Considered among baseball’s most hallowed records, second in stature only to the career home run record. Ruth’s mark of 60 home runs in a season would stand for 34-years until another Yankee right fielder Roger Maris, would hit 61 home runs during the 1961 season.
Though despite hitting one more home run than the Babe, Maris' record brought controversy. Baseball commissioner Ford Frick, a friend of Babe Ruth's called for a “distinctive mark” to be added next to Maris’ home run total in baseball record books claiming Maris was given an unfair advantage.
That season, Major League Baseball had expanded their schedule to 162-games from 154, giving Roger Maris eight additional games to pass the Babe’s record.

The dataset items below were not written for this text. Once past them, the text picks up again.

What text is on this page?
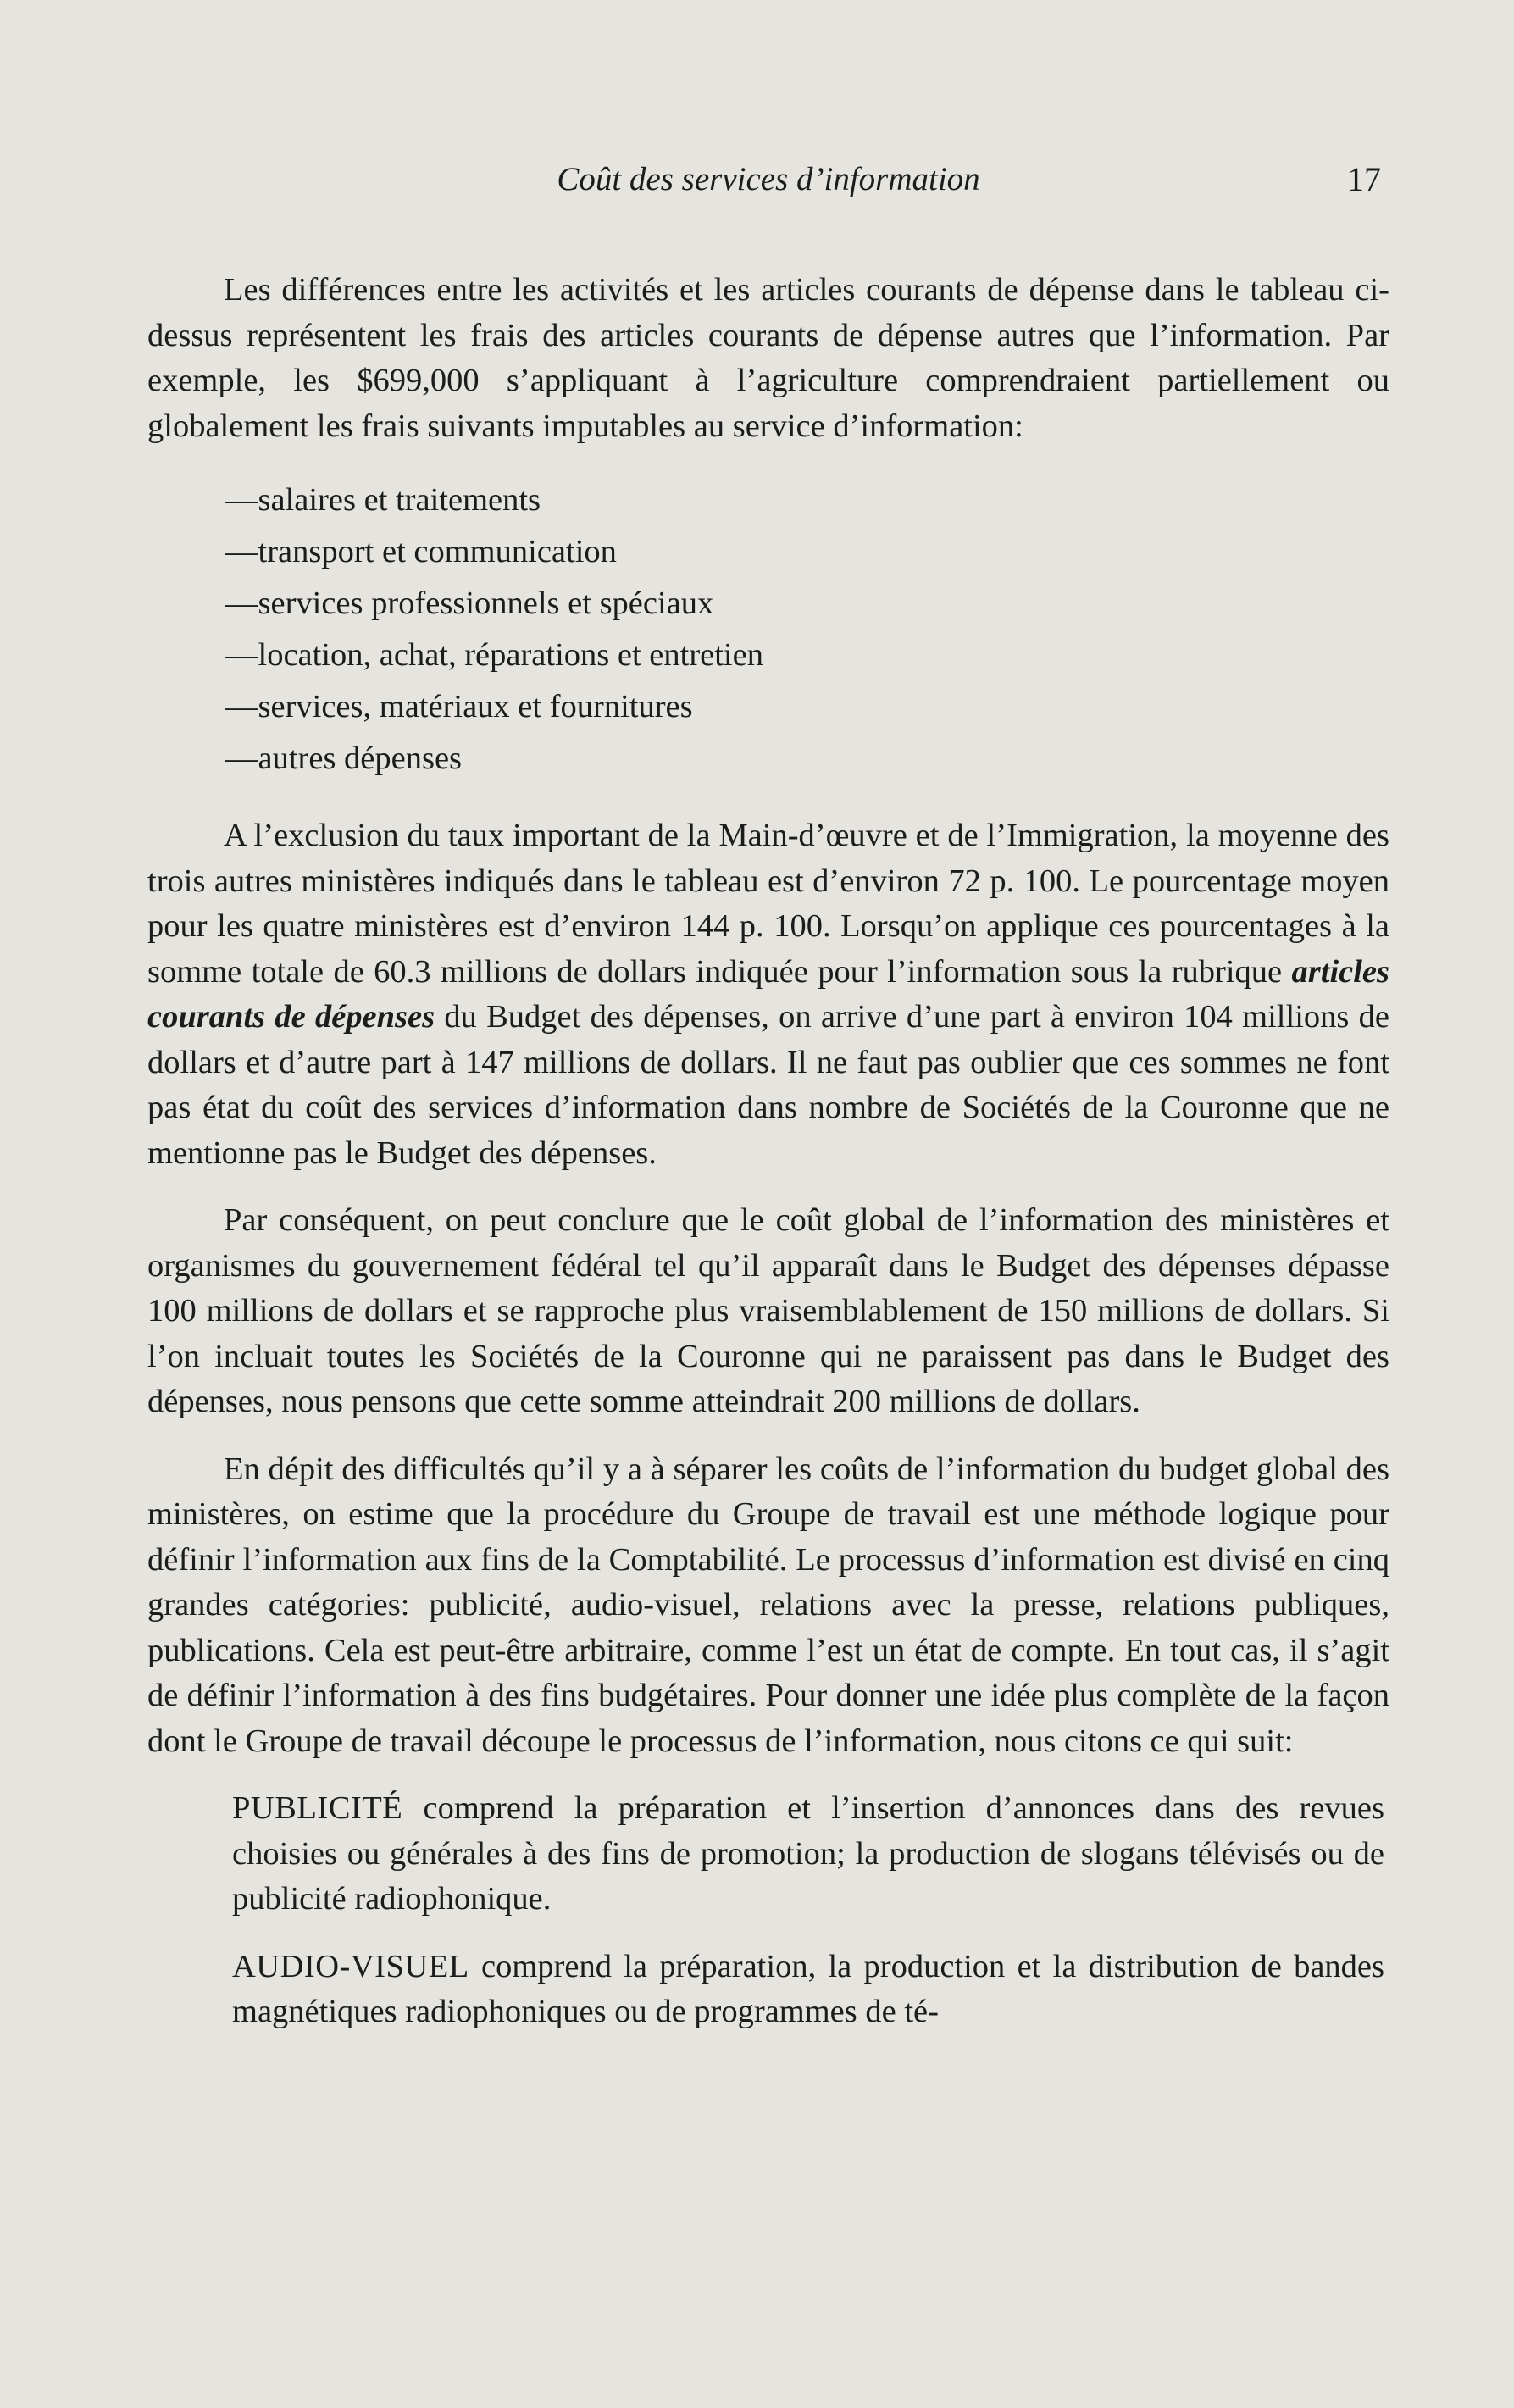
Coût des services d’information	17

Les différences entre les activités et les articles courants de dépense dans le tableau ci-dessus représentent les frais des articles courants de dépense autres que l’information. Par exemple, les $699,000 s’appliquant à l’agriculture comprendraient partiellement ou globalement les frais suivants imputables au service d’information:

—salaires et traitements
—transport et communication
—services professionnels et spéciaux
—location, achat, réparations et entretien
—services, matériaux et fournitures
—autres dépenses

A l’exclusion du taux important de la Main-d’œuvre et de l’Immigration, la moyenne des trois autres ministères indiqués dans le tableau est d’environ 72 p. 100. Le pourcentage moyen pour les quatre ministères est d’environ 144 p. 100. Lorsqu’on applique ces pourcentages à la somme totale de 60.3 millions de dollars indiquée pour l’information sous la rubrique articles courants de dépenses du Budget des dépenses, on arrive d’une part à environ 104 millions de dollars et d’autre part à 147 millions de dollars. Il ne faut pas oublier que ces sommes ne font pas état du coût des services d’information dans nombre de Sociétés de la Couronne que ne mentionne pas le Budget des dépenses.

Par conséquent, on peut conclure que le coût global de l’information des ministères et organismes du gouvernement fédéral tel qu’il apparaît dans le Budget des dépenses dépasse 100 millions de dollars et se rapproche plus vraisemblablement de 150 millions de dollars. Si l’on incluait toutes les Sociétés de la Couronne qui ne paraissent pas dans le Budget des dépenses, nous pensons que cette somme atteindrait 200 millions de dollars.

En dépit des difficultés qu’il y a à séparer les coûts de l’information du budget global des ministères, on estime que la procédure du Groupe de travail est une méthode logique pour définir l’information aux fins de la Comptabilité. Le processus d’information est divisé en cinq grandes catégories: publicité, audio-visuel, relations avec la presse, relations publiques, publications. Cela est peut-être arbitraire, comme l’est un état de compte. En tout cas, il s’agit de définir l’information à des fins budgétaires. Pour donner une idée plus complète de la façon dont le Groupe de travail découpe le processus de l’information, nous citons ce qui suit:

PUBLICITÉ comprend la préparation et l’insertion d’annonces dans des revues choisies ou générales à des fins de promotion; la production de slogans télévisés ou de publicité radiophonique.

AUDIO-VISUEL comprend la préparation, la production et la distribution de bandes magnétiques radiophoniques ou de programmes de té-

And Maris needed them all! The Yankee right fielder did not hit his 61st home run until the 162nd and final game of the season.
Commissioner Frick’s efforts to protect the Babe forever adding THE asterisk to baseball’s lexicon.
Asterisk or otherwise, Maris' accomplishment earned the Yankee right fielder baseball immortality, and the league's Most Valuable Player award.
THE Steroid Era
Since Maris, a Major League Baseball player has hit 61 or more home runs in a single season six times. @MLB currently recognizes Barry Bonds as the single season home run leader, after the Giant outfielder raged his way to 73 home runs during the 2001 season.
But Bonds, with Mark McGuire and Sammy Sosa the only three baseball players to hit more than 60 home runs in a season–sans Ruth and Maris, was known to have used steroids during the most productive years of his career.
Including, during the record-setting* 2001 season! Leaving baseball fans to choose for themselves who is the real home run champ.
You Be THE Judge
Last week another Yankee outfielder, Aaron Judge, hit his 61st home run of the season. In the eyes of many fans, the hit ties Judge with Roger Maris as the Knights Templar of the one-true single-season home run record.
With three games still to play this season, Fate will have her say on whether Aaron Judge hits his 62nd home run to break the tie with Roger Maris. But whether he passes Maris or the pair of remain forever tied, Judge will be the American League Most Valuable Player this season, as was Maris in 1961.
Despite my friend Matt Bai’s uncertainty!
Judge’s only competition for the MVP award will come from Anaheim Angels pitcher and designated hitter Shohei Ohtani. The remarkable “two-way” Ohtani among the league leaders in wins with 15 this season; while also hitting 34-home runs.
The last baseball player to pitch and hit so prodigiously during a single season was Babe Ruth.
But despite his two-way talents, Ohtani's production has meant little to an Angel's team likely to finish 30-games out of first place. Meaning Ohtani's freak-skills will not be enough to attract many MVP votes away from baseball's newly crowned home run king.
THE Retailers Lament
I heard from a dealer, who after noticing a number of “odd” inventory adjustments, asked if his stores had a problem with employee theft?
“YES!” I thought, before he shared the details.
Since I don’t know many career retailers who have not had a brush (or worse!) with the plague of retail.
The call triggering memories of my own two experiences as a victim of employee theft during my years at Tremont Paint.
Well-practiced inventory protocols are a dealer’s best defense in reducing the chances of becoming a victim of employee theft. Or at-least limiting its impact when it happens!
Placing orders for goods using purchase orders and checking those products into your POS are good first steps to limit that exposure but if you want to avoid THE retailer’s lament, you’ll need to do more.
Inventory protocols which include cycle counts, year-end inventory planning, transactional and product audits, proper database management and a multi-layered oversight plan which doesn’t allow an employee to oversee their own work are all requirements if you’re going to keep control over your investment in inventory. And, protect yourself from employee theft.
Still Working From Home?
With my podcast last week, I discovered that despite #Sherwin-Williams’ ongoing problems selling paint, particularly to DIY, THE #hashtag still brings in the listeners! Including these four checking in from the company’s Cleveland, Ohio corporate headquarters.
Sherwin CEO #JohnMorikis still allowing the team to work remotely.